Because LinkedIn offers no formatting toolbar, you generate italics outside the app: type your text into a Unicode converter, which swaps each standard letter for its 'mathematical italic' equivalent (a becomes 𝘢, B becomes 𝘉), then copy and paste the result into your post, headline, or About section. The slanted characters survive the paste because they are real Unicode code points, not formatting that LinkedIn would strip. Note that only letters and some digits have italic mappings, punctuation and emoji stay normal. Paste italics anywhere on LinkedIn including comments, messages, and your profile. Keep the styled run short for accessibility, and always write the indexed, screen-reader-critical parts such as your name and core keywords in plain text.

Make LinkedIn italic text

For a LinkedIn headline, bold Unicode generally outperforms italic for emphasis because bold mathematical characters (𝗯𝗼𝗹𝗱) are visually heavier and easier to scan in a crowded feed, while italic (𝘪𝘵𝘢𝘭𝘪𝘤) reads as softer, quieter emphasis better suited to a single word or a quoted phrase. Both carry the same accessibility cost: they are non-standard glyphs that screen readers can mangle and that weaken keyword indexing, so neither should wrap your name or main role title. A practical pattern is plain text for your core keywords and one bold or italic word for a single highlight.
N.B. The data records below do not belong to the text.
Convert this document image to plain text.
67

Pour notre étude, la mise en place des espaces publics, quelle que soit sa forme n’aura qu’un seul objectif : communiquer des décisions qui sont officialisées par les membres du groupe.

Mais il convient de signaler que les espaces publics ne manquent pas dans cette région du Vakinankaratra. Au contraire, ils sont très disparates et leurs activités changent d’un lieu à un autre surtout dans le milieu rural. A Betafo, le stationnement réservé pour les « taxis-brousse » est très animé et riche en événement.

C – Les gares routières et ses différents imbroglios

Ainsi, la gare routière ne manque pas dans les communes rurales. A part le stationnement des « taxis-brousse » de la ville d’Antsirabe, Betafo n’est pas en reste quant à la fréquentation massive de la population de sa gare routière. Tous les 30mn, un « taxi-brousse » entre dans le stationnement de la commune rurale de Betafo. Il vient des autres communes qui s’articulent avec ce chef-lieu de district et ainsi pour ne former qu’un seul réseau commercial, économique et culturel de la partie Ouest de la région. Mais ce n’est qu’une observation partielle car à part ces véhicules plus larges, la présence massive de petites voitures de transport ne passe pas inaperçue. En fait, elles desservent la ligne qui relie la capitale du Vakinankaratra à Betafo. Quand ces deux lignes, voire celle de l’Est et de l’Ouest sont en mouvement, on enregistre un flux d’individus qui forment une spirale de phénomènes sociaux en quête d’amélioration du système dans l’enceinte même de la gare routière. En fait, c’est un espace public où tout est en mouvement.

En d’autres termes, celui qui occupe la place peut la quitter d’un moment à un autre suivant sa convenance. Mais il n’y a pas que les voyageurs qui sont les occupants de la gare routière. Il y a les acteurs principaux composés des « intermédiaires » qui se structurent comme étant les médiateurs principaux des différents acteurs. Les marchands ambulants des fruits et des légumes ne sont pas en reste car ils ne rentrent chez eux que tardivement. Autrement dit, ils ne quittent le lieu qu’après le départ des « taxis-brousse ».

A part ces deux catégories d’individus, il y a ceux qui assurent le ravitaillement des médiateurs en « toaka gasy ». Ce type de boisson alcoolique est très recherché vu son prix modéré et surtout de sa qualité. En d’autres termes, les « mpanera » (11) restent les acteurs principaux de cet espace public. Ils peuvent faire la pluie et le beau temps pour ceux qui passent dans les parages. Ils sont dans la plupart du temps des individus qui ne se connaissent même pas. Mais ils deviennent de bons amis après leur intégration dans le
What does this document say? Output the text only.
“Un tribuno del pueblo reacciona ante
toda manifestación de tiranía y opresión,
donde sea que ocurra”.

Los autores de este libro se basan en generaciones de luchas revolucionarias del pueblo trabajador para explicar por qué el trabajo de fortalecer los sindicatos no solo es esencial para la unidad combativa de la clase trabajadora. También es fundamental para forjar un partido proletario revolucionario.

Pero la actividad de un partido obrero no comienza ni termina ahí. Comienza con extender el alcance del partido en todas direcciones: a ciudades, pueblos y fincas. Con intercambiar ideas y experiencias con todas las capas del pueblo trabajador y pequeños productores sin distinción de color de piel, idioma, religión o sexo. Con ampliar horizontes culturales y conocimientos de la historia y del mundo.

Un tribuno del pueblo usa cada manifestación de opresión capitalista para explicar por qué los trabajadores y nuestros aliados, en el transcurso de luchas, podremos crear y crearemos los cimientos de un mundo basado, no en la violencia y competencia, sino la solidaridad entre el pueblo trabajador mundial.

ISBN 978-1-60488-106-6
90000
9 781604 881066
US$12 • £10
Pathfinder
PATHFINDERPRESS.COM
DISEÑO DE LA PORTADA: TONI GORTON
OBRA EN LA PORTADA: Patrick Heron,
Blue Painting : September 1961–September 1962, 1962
If you only emphasize one thing, choose bold for visibility and reserve italic for tone, such as titles, asides, or restatement.

Try the bold text generator

LinkedIn's post box is plain text, so there's no toolbar — the workaround the whole creator economy uses is Unicode bold. Type your line, convert it to bold Unicode, then paste it into your post, comment, headline or About section and the emphasis sticks. Bold just the hook — the part that shows before the “…see more” cut-off — to earn the click. Keep the rest plain so the post stays skimmable and accessible.

Format a LinkedIn post

Instagram collapses the returns you type in the native composer, which is why captions come out as one block. The reliable fix is to add the breaks with a tool that inserts real spacing rather than invisible-character hacks (which can break search and accessibility). Write the caption with the breaks you want, generate it, and paste the result. Put your hook on line one, since that's the part that shows before 'more'.

Open the line-break tool

WhatsApp is the exception — it has its own built-in markdown: wrap text in *asterisks* for bold, _underscores_ for italic, and ~tildes~ for strikethrough. You usually don't need Unicode there. Use a WhatsApp formatter when you want a style WhatsApp's markdown doesn't cover (like small caps or script for a status), or when you're writing once and posting the same text across several apps that don't share WhatsApp's syntax.